Parmi toutes les fariboles colportées à partir des années 60 par Le Matin des magiciens de Pauwels et Bergier,
celle d’une origine occulte du nazisme devait connaître une longue postérité, des tenants plus ou moins sincères de « l’histoire mystérieuse » aux modernes complotistes. S’il est vrai que le Parti National-Socialiste prend naissance dans un terreau « Völkisch » (ethno-nationaliste, pour faire court) lui-même friand d’ésotérisme néo-païen, il n’en est qu’un des nombreux groupuscules, au même titre que la fameuse Société Thulé censée tirer les ficelles de la marionnette Hitler, et qui ne fut jamais qu’une modeste association d’agités du bocal, propageant à grand renfort de conférences et de brochures leurs théories racialistes et antisémites, vaguement assaisonnées de mysticisme nordique. De tous les principaux dignitaires nazis, seul Himmler se passionnait réellement pour ces élucubrations et encore dut-il y mettre assez vite une sourdine sous peine de panpan-tutu. On est donc loin de l’Ordre noir, de la chevalerie SS et autres théories de la Glace éternelle telles qu’elles furent ensuite répandues, notamment en France, par les Saint-Loup et autres Jean Mabire, néo-nazis assumés, afin de donner un lustre supplémentaire et une aura de mystère à leur idéologie préférée.

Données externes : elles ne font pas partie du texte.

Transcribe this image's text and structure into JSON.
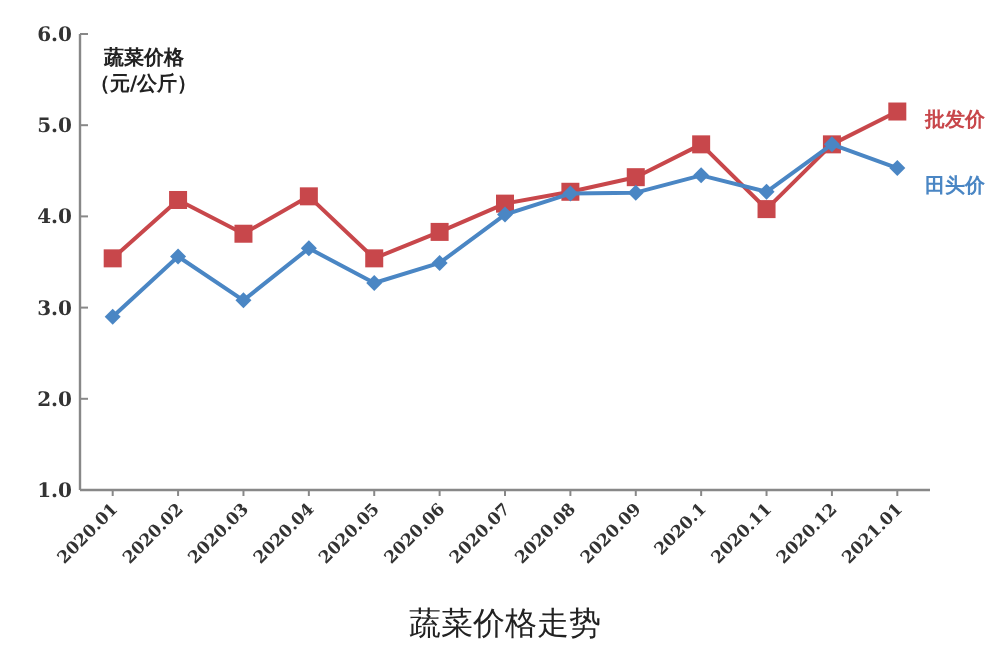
{
  "chart_data": {
    "type": "line",
    "title": "蔬菜价格走势",
    "ylabel": "蔬菜价格（元/公斤）",
    "categories": [
      "2020.01",
      "2020.02",
      "2020.03",
      "2020.04",
      "2020.05",
      "2020.06",
      "2020.07",
      "2020.08",
      "2020.09",
      "2020.1",
      "2020.11",
      "2020.12",
      "2021.01"
    ],
    "series": [
      {
        "name": "批发价",
        "color": "#c8474b",
        "marker": "square",
        "values": [
          3.54,
          4.18,
          3.81,
          4.22,
          3.54,
          3.83,
          4.14,
          4.27,
          4.43,
          4.79,
          4.08,
          4.79,
          5.15
        ]
      },
      {
        "name": "田头价",
        "color": "#4a86c4",
        "marker": "diamond",
        "values": [
          2.9,
          3.56,
          3.08,
          3.65,
          3.27,
          3.49,
          4.02,
          4.25,
          4.26,
          4.45,
          4.27,
          4.79,
          4.53
        ]
      }
    ],
    "ylim": [
      1,
      6
    ],
    "yticks": [
      {
        "value": 1,
        "label": "1.0"
      },
      {
        "value": 2,
        "label": "2.0"
      },
      {
        "value": 3,
        "label": "3.0"
      },
      {
        "value": 4,
        "label": "4.0"
      },
      {
        "value": 5,
        "label": "5.0"
      },
      {
        "value": 6,
        "label": "6.0"
      }
    ],
    "line_style": "solid"
  }
}
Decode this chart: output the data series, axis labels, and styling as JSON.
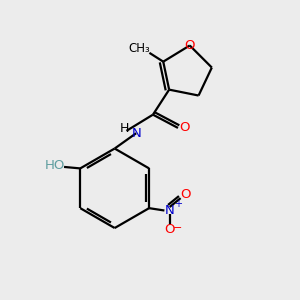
{
  "bg_color": "#ececec",
  "atom_colors": {
    "O": "#ff0000",
    "N": "#0000cd",
    "O_teal": "#5f9ea0"
  },
  "figsize": [
    3.0,
    3.0
  ],
  "dpi": 100,
  "xlim": [
    0,
    10
  ],
  "ylim": [
    0,
    10
  ],
  "bond_lw": 1.6,
  "font_size_atom": 9.5,
  "font_size_small": 8.5
}
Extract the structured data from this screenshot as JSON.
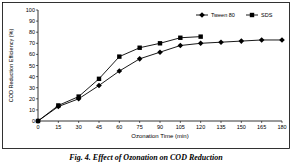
{
  "chart_data": {
    "type": "line",
    "title": "Fig. 4. Effect of Ozonation on COD Reduction",
    "x_label": "Ozonation Time (min)",
    "y_label": "COD Reduction Efficiency (%)",
    "x": [
      0,
      15,
      30,
      45,
      60,
      75,
      90,
      105,
      120,
      135,
      150,
      165,
      180
    ],
    "series": [
      {
        "name": "Tween 80",
        "color": "#000000",
        "marker": "diamond",
        "line_style": "solid",
        "values": [
          0,
          13,
          20,
          32,
          45,
          56,
          62,
          68,
          70,
          71,
          72,
          73,
          73
        ]
      },
      {
        "name": "SDS",
        "color": "#000000",
        "marker": "square",
        "line_style": "solid",
        "values": [
          0,
          14,
          22,
          38,
          58,
          66,
          70,
          75,
          76,
          null,
          null,
          null,
          null
        ]
      }
    ],
    "xlim": [
      0,
      180
    ],
    "xticks": [
      0,
      15,
      30,
      45,
      60,
      75,
      90,
      105,
      120,
      135,
      150,
      165,
      180
    ],
    "ylim": [
      0,
      100
    ],
    "yticks": [
      0,
      10,
      20,
      30,
      40,
      50,
      60,
      70,
      80,
      90,
      100
    ],
    "grid": false,
    "legend": "upper right"
  }
}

Fruit d’un classique « bricolage » mythologique, le néopaganisme germanique naît dans le sillage du Romantisme, se divise en diverses branches pendant tout le XIXe siècle, se développe sous l’influence du syncrétisme théosophique et du wagnérisme et, enfin, s’épanouit dans le milieu « Völkisch » ultranationaliste, né de la défaite de 1918 et de l’écroulement du Reich. De là à en déduire une nature intrinsèquement néo-païenne du régime nazi, il y a un pas que n’hésitèrent jamais à franchir les émules de Bergier-Pauwels, ouvrant la porte à tous les délires, des plus innocents (les univers d’Indiana Jones ou de Hellboy en sont directement issus) aux plus pernicieux, infusant les extrêmes-droites contemporaines, mais aussi, de façon plus large, la nébuleuse complotiste.
Dans ce contexte le travail démystificateur de Stéphane François revêt une importance cruciale. Spécialiste de l’extrême-droite dans ses aspects les plus radicaux, il plonge ici, les nerfs solides et l’estomac bien accroché, au cœur d’une matière assez peu ragoûtante et remet les choses à leur place avec toute la rigueur de l’historien. Une rigueur que ne reconnaîtront certainement pas les plus acharnés parmi les conspirationnistes, qui n’y verront qu’une preuve supplémentaire d’un plus vaste complot. Qu’importe, il fallait que cette généalogie fût faite, et bien faite, par un véritable chercheur, le scepticisme – c’est bien connu – étant chose trop sérieuse pour être laissée aux « sceptiques ».